Trigonoolithus Temporal range: Lower Cretaceous PreꞒ Ꞓ O S D C P T J K Pg N

Egg fossil classification
- Basic shell type: †Dinosauroid-prismatic
- Oofamily: †Prismatoolithidae
- Oogenus: †Trigonoolithus Moreno-Azanza et al., 2014
- Oospecies: Trigonoolithus amoae Moreno-Azanza et al. 2014;

= Trigonoolithus =

Trigonoolithus is an oogenus of dinosaur egg, representing a basal prismatoolithid. Its eggshell, like avian eggs, is composed of three structural layers, but cladistic analysis suggests that its parent was a non-avian theropod.

==History==
Fossil eggshells now assigned to Trigonoolithus were first discovered in 2009 by Miguel Moreno-Azanza, José Manuel Gasca, and José Ignacio Canudo, three paleontologists from Universidad de Zaragoza. They recognized that the fossils represented a new oogenus of prismatoolithids, but the description would not be completed until 2014, when they published a description of the new oogenus and oospecies Trigonoolithus amoae in the paleontology journal Acta Palaeontologica Polonica.

==Distribution==
Fossils of Trigonoolithus are found in abundance at the La Cantera site of the Blesa Formation in Teruel, Spain. This site is dated to the early Barremian age.

==Description==
Trigonoolithus is known from numerous eggshell fragments, but no complete or near-complete eggs. The whole egg of T. amoae was probably highly elongated, similar to other prismatoolithids. The shell fragments vary between 330 and 1040 μm in thickness, including the prominent triangular protuberances ornamenting their outer surface.

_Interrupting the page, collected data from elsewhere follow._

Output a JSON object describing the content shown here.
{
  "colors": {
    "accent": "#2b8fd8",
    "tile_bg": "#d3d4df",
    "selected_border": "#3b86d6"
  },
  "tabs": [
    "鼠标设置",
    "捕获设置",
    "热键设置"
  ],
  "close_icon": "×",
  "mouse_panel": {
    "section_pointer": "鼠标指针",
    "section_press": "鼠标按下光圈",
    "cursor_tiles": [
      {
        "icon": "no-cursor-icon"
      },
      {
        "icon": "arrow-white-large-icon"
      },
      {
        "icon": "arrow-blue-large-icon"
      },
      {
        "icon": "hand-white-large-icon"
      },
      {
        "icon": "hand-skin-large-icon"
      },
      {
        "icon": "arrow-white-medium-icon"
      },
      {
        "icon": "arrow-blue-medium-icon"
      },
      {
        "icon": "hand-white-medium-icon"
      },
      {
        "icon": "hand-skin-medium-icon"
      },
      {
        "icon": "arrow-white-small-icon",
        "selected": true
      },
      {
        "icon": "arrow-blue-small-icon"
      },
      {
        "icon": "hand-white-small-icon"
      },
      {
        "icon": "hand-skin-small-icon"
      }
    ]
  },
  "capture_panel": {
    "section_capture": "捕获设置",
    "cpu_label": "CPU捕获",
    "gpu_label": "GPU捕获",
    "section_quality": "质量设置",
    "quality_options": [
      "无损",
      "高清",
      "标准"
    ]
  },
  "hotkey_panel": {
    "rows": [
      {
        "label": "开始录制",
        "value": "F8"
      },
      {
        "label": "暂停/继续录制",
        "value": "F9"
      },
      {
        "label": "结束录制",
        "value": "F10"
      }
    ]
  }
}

Its eggshell is made up of three structural layers, with gradual boundaries between them. The middle layer, known as the prismatic layer, has a squamatic texture and the prismatic structure characteristic of Prismatoolithidae. It is three to four times thicker than the innermost layer (the mammillary layer), and two to three times thicker than the external layer.

Circular pores 10 μm in diameter cut through Trigonoolithuss shell to allow for gas exchange. They are angusticanaliculate (meaning the pores are long, straight, and narrow), similar to the pore systems of Prismatoolithus, Sankofa, and Protoceratopsidovum.

==Parataxonomy==
Trigonoolithus is classified in the oofamily Prismatoolithidae, alongside Preprismatoolithus, Prismatoolithus, Protoceratopsidovum, Sankofa, and Spheruprismatoolithus.

Moreno-Azanza et al. performed multiple cladistic analyses to determine the phylogenetic position of Trigonoolithus. Because no complete Trigonoolithus eggs are known, its position was slightly unstable, but Trigonoolithus was consistently placed as the basalmost member of Prismatoolithidae, or in a polytomy with other non-avian theropods and birds.

==Paleobiology==
Prismatoolithids were previously hypothesized to be eggs of hypsilophodonts or ceratopsians, but later research found that they in fact are the eggs of theropods, based on analysis of preserved embryos of Prismatoolithus levis which showed them to be Troodon formosus. Therefore, Trigonoolithus was also probably laid by a theropod. Based on its phylogenetic position, Moreno-Azanza et al. concluded it was most likely a non-dromaeosaurian, non-oviraptorid coelurosaur theropod dinosaur. Of the theropods found at La Cantalera (so far represented only by teeth), only aff. Paronychodon sp. and an indeterminate maniraptoran are possible parents of Trigonoolithus.